M4-M0 core synchronisation / lock mechanism using mutex or semaphore

lpcware · ‎06-15-2016

Content originally posted in LPCWare by wlamers on Fri Jul 18 01:06:35 MST 2014
I have an application in which both the M4 and M0 core (of an LPC4357) are accessing a (kind of) ring buffer. The buffer is used to store and retrieve data using a pointer mechanism. This requires a sort of lock mechanism preventing simultaneous access of both cores to the pointers/variables. As a side note: there are also some interrupts (mainly on the M4 core) that also access the same buffer pointers/variables.

The latter situation (interrupts) can de dealt with by disabling the interrupts while entering a critical section (section that access the buffer pointers/variables). But the M4-M0 synchronisation is more difficult. I do not want to use the SEV instruction to signal an interrupt to the other core to handle the lock mechanism, mainly due to performance reasons.

At the moment if have implement a simple lock mechanism that reads a lock variable in shared memory, accessible by both cores. The problem is that the 'check and set' of the lock variable isn't an atomic operation (it requires an 'if' statement and an assignment). This could possible break the lock mechanism causing unpredictable behaviour.

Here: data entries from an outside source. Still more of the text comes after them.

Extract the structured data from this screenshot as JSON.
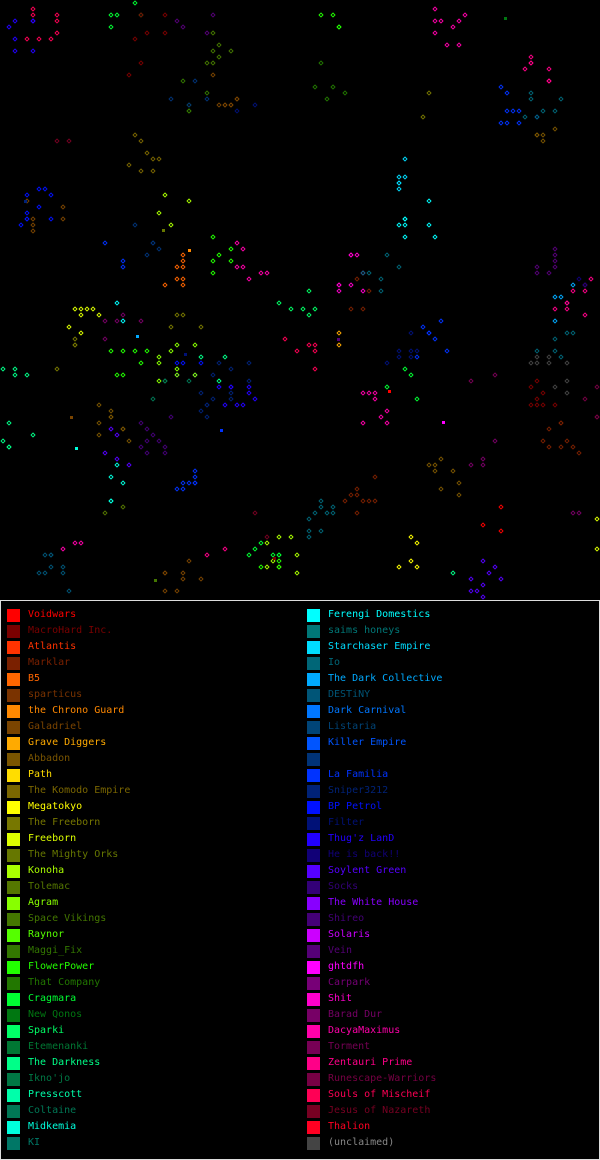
{
  "legend": {
    "left": [
      {
        "label": "Voidwars",
        "color": "#ff0000",
        "swatch": "#ff0000"
      },
      {
        "label": "MacroHard Inc.",
        "color": "#7a0000",
        "swatch": "#7a0000"
      },
      {
        "label": "Atlantis",
        "color": "#ff3300",
        "swatch": "#ff3300"
      },
      {
        "label": "Marklar",
        "color": "#7a2000",
        "swatch": "#7a2000"
      },
      {
        "label": "B5",
        "color": "#ff6600",
        "swatch": "#ff6600"
      },
      {
        "label": "sparticus",
        "color": "#7a3300",
        "swatch": "#7a3300"
      },
      {
        "label": "the Chrono Guard",
        "color": "#ff8800",
        "swatch": "#ff8800"
      },
      {
        "label": "Galadriel",
        "color": "#7a4400",
        "swatch": "#7a4400"
      },
      {
        "label": "Grave Diggers",
        "color": "#ffaa00",
        "swatch": "#ffaa00"
      },
      {
        "label": "Abbadon",
        "color": "#7a5500",
        "swatch": "#7a5500"
      },
      {
        "label": "Path",
        "color": "#ffdd00",
        "swatch": "#ffdd00"
      },
      {
        "label": "The Komodo Empire",
        "color": "#7a6600",
        "swatch": "#7a6600"
      },
      {
        "label": "Megatokyo",
        "color": "#ffff00",
        "swatch": "#ffff00"
      },
      {
        "label": "The Freeborn",
        "color": "#777700",
        "swatch": "#777700"
      },
      {
        "label": "Freeborn",
        "color": "#ddff00",
        "swatch": "#ddff00"
      },
      {
        "label": "The Mighty Orks",
        "color": "#667700",
        "swatch": "#667700"
      },
      {
        "label": "Konoha",
        "color": "#aaff00",
        "swatch": "#aaff00"
      },
      {
        "label": "Tolemac",
        "color": "#557700",
        "swatch": "#557700"
      },
      {
        "label": "Agram",
        "color": "#88ff00",
        "swatch": "#88ff00"
      },
      {
        "label": "Space Vikings",
        "color": "#447700",
        "swatch": "#447700"
      },
      {
        "label": "Raynor",
        "color": "#55ff00",
        "swatch": "#55ff00"
      },
      {
        "label": "Maggi_Fix",
        "color": "#337700",
        "swatch": "#337700"
      },
      {
        "label": "FlowerPower",
        "color": "#22ff00",
        "swatch": "#22ff00"
      },
      {
        "label": "That Company",
        "color": "#227700",
        "swatch": "#227700"
      },
      {
        "label": "Cragmara",
        "color": "#00ff33",
        "swatch": "#00ff33"
      },
      {
        "label": "New Qonos",
        "color": "#007711",
        "swatch": "#007711"
      },
      {
        "label": "Sparki",
        "color": "#00ff66",
        "swatch": "#00ff66"
      },
      {
        "label": "Etemenanki",
        "color": "#007733",
        "swatch": "#007733"
      },
      {
        "label": "The Darkness",
        "color": "#00ff88",
        "swatch": "#00ff88"
      },
      {
        "label": "Ikno'jo",
        "color": "#007744",
        "swatch": "#007744"
      },
      {
        "label": "Presscott",
        "color": "#00ffaa",
        "swatch": "#00ffaa"
      },
      {
        "label": "Coltaine",
        "color": "#007755",
        "swatch": "#007755"
      },
      {
        "label": "Midkemia",
        "color": "#00ffdd",
        "swatch": "#00ffdd"
      },
      {
        "label": "KI",
        "color": "#007766",
        "swatch": "#007766"
      }
    ],
    "right": [
      {
        "label": "Ferengi Domestics",
        "color": "#00ffff",
        "swatch": "#00ffff"
      },
      {
        "label": "saims honeys",
        "color": "#007777",
        "swatch": "#007777"
      },
      {
        "label": "Starchaser Empire",
        "color": "#00ddff",
        "swatch": "#00ddff"
      },
      {
        "label": "Io",
        "color": "#006677",
        "swatch": "#006677"
      },
      {
        "label": "The Dark Collective",
        "color": "#00aaff",
        "swatch": "#00aaff"
      },
      {
        "label": "DESTiNY",
        "color": "#005577",
        "swatch": "#005577"
      },
      {
        "label": "Dark Carnival",
        "color": "#0077ff",
        "swatch": "#0077ff"
      },
      {
        "label": "Listaria",
        "color": "#004477",
        "swatch": "#004477"
      },
      {
        "label": "Killer Empire",
        "color": "#0055ff",
        "swatch": "#0055ff"
      },
      {
        "label": "",
        "color": "#003377",
        "swatch": "#003377"
      },
      {
        "label": "La Familia",
        "color": "#0033ff",
        "swatch": "#0033ff"
      },
      {
        "label": "Sniper3212",
        "color": "#002277",
        "swatch": "#002277"
      },
      {
        "label": "BP Petrol",
        "color": "#0011ff",
        "swatch": "#0011ff"
      },
      {
        "label": "Filter",
        "color": "#001177",
        "swatch": "#001177"
      },
      {
        "label": "Thug'z LanD",
        "color": "#2200ff",
        "swatch": "#2200ff"
      },
      {
        "label": "He is back!!",
        "color": "#110077",
        "swatch": "#110077"
      },
      {
        "label": "Soylent Green",
        "color": "#5500ff",
        "swatch": "#5500ff"
      },
      {
        "label": "Socks",
        "color": "#330077",
        "swatch": "#330077"
      },
      {
        "label": "The White House",
        "color": "#8800ff",
        "swatch": "#8800ff"
      },
      {
        "label": "Shireo",
        "color": "#440077",
        "swatch": "#440077"
      },
      {
        "label": "Solaris",
        "color": "#cc00ff",
        "swatch": "#cc00ff"
      },
      {
        "label": "Vein",
        "color": "#550077",
        "swatch": "#550077"
      },
      {
        "label": "ghtdfh",
        "color": "#ff00ff",
        "swatch": "#ff00ff"
      },
      {
        "label": "Carpark",
        "color": "#770077",
        "swatch": "#770077"
      },
      {
        "label": "Shit",
        "color": "#ff00cc",
        "swatch": "#ff00cc"
      },
      {
        "label": "Barad Dur",
        "color": "#770066",
        "swatch": "#770066"
      },
      {
        "label": "DacyaMaximus",
        "color": "#ff00aa",
        "swatch": "#ff00aa"
      },
      {
        "label": "Torment",
        "color": "#770055",
        "swatch": "#770055"
      },
      {
        "label": "Zentauri Prime",
        "color": "#ff0088",
        "swatch": "#ff0088"
      },
      {
        "label": "Runescape-Warriors",
        "color": "#770044",
        "swatch": "#770044"
      },
      {
        "label": "Souls of Mischeif",
        "color": "#ff0055",
        "swatch": "#ff0055"
      },
      {
        "label": "Jesus of Nazareth",
        "color": "#770022",
        "swatch": "#770022"
      },
      {
        "label": "Thalion",
        "color": "#ff0022",
        "swatch": "#ff0022"
      },
      {
        "label": "(unclaimed)",
        "color": "#888888",
        "swatch": "#444444"
      }
    ]
  }
}
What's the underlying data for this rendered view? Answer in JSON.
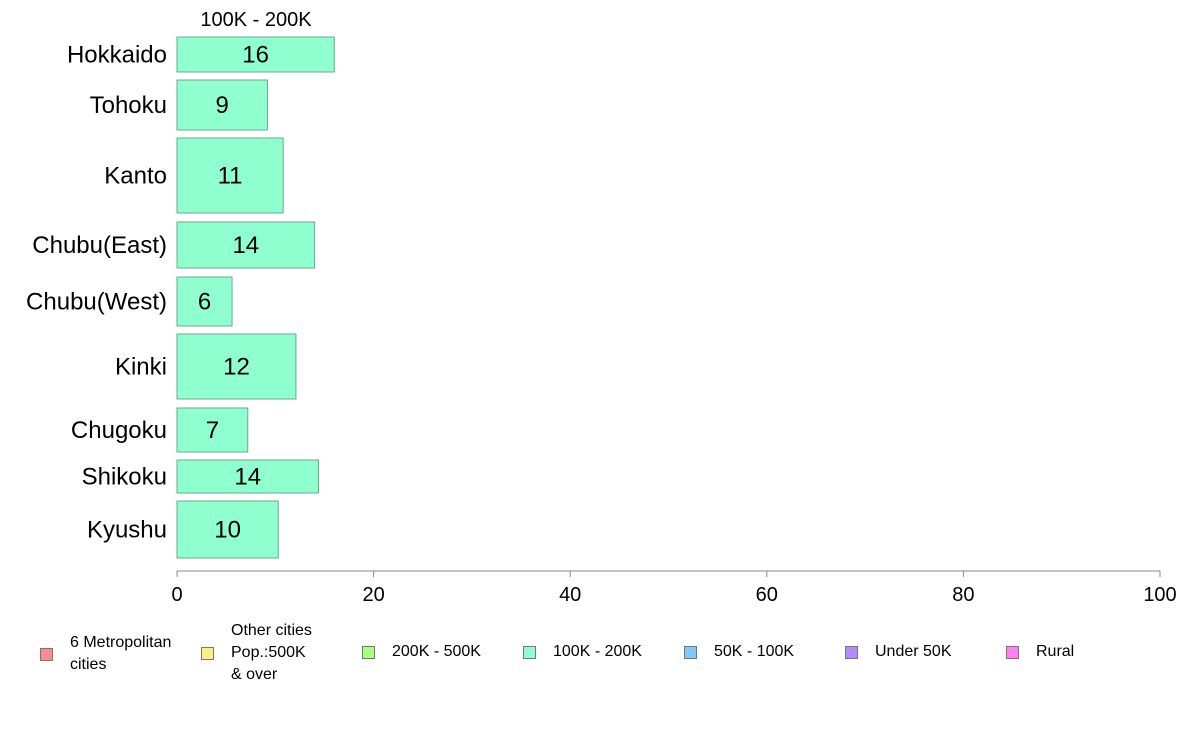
{
  "chart_data": {
    "type": "bar",
    "orientation": "horizontal",
    "panel_title": "100K - 200K",
    "categories": [
      "Hokkaido",
      "Tohoku",
      "Kanto",
      "Chubu(East)",
      "Chubu(West)",
      "Kinki",
      "Chugoku",
      "Shikoku",
      "Kyushu"
    ],
    "series": [
      {
        "name": "100K - 200K",
        "color": "#8fffd0",
        "values": [
          16,
          9,
          11,
          14,
          6,
          12,
          7,
          14,
          10
        ],
        "bar_values": [
          16,
          9.2,
          10.8,
          14,
          5.6,
          12.1,
          7.2,
          14.4,
          10.3
        ]
      }
    ],
    "xlim": [
      0,
      100
    ],
    "x_ticks": [
      "0",
      "20",
      "40",
      "60",
      "80",
      "100"
    ],
    "grid": false
  },
  "legend": {
    "placement": "bottom",
    "items": [
      {
        "label": "6 Metropolitan\n cities",
        "color": "#ff8c8c"
      },
      {
        "label": "Other cities\nPop.:500K\n & over",
        "color": "#ffee80"
      },
      {
        "label": "200K - 500K",
        "color": "#a8ff80"
      },
      {
        "label": "100K - 200K",
        "color": "#8fffd0"
      },
      {
        "label": "50K - 100K",
        "color": "#80c8ff"
      },
      {
        "label": "Under 50K",
        "color": "#b08cff"
      },
      {
        "label": "Rural",
        "color": "#ff80f0"
      }
    ]
  }
}
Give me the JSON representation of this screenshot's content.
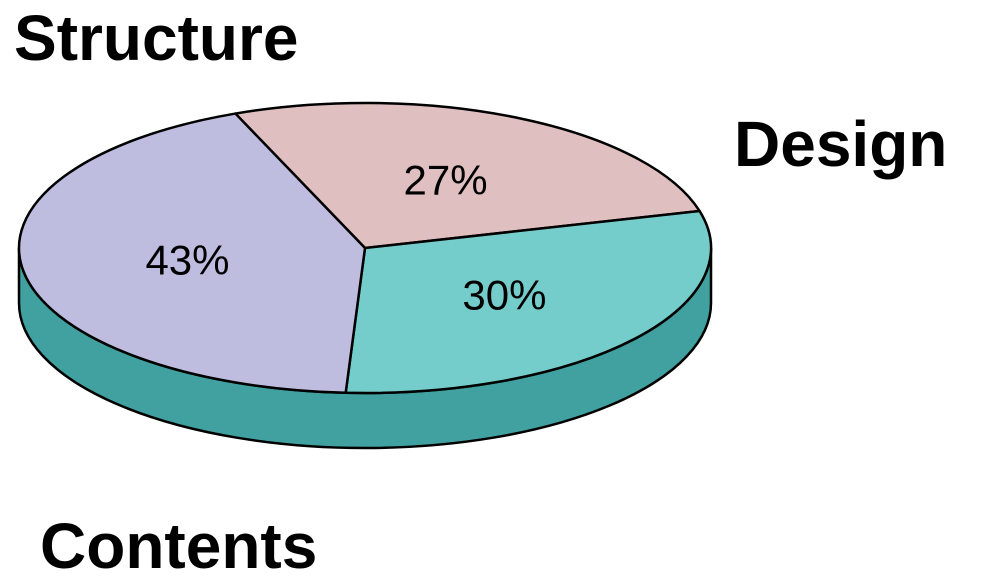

Therefore I need to implement a classic mutex lock mechanism where the test and set of the lock variable (mutex) is atomic. For the M4 this should be possible using the LDREX and STREX (load-exclusive, store-exclusive) instructions. Also ARM recommends using DMB to set a memory barrier. But oddly enough the M0 does NOT have these instructions. Rendering it impossible to use a mutex or other lock mechanism between the cores. Obviously NXP did know this during the design op the 43xx family and I assume they have come up with a solution. Although I cannot seem to find one. The IPC section of the manual and the application note is of no help, nor do I find much information on the internet.

So to generalize my question: who knows a good way to design an 'atomic' lock mechanism between the two cores (which can also be used in the interrupt service routines)?

lpcware · ‎06-16-2016

Content originally posted in LPCWare by JohnR on Fri Jul 18 05:53:58 MST 2014
Hi wlamers,

You write,

Quote:
I do not want to use the SEV instruction to signal an interrupt to the other core to handle the lock mechanism, mainly due to performance reasons.

Could you explain why you felt this was so.

I am using SEV and interrupts on a M4/M0/M0 system with the LPC4370. The data to be transferred between cores are placed in shared memory. So far the system seems to work without problems and seems a lot easier than the IPC queues suggested in the UM10503 manual.

From the manual

Quote:
A CPU cores raises an interrupt to the other CPU core or cores using the TXEV
instruction

Quote:
Since the ARM Cortex-M4 and ARM Cortex-M0 cannot at the same time write to the same
location, there is no need for a synchronization object (e.g. a semaphore) in this IPC.

Quote:

One awkwardness is that only one TXEV is issued by M4 and wakes up both M0Sub and M0App. I use a global flag to differentiate between the two cases but still both interrupts respond and then have to either execute some code or simply return if not flagged.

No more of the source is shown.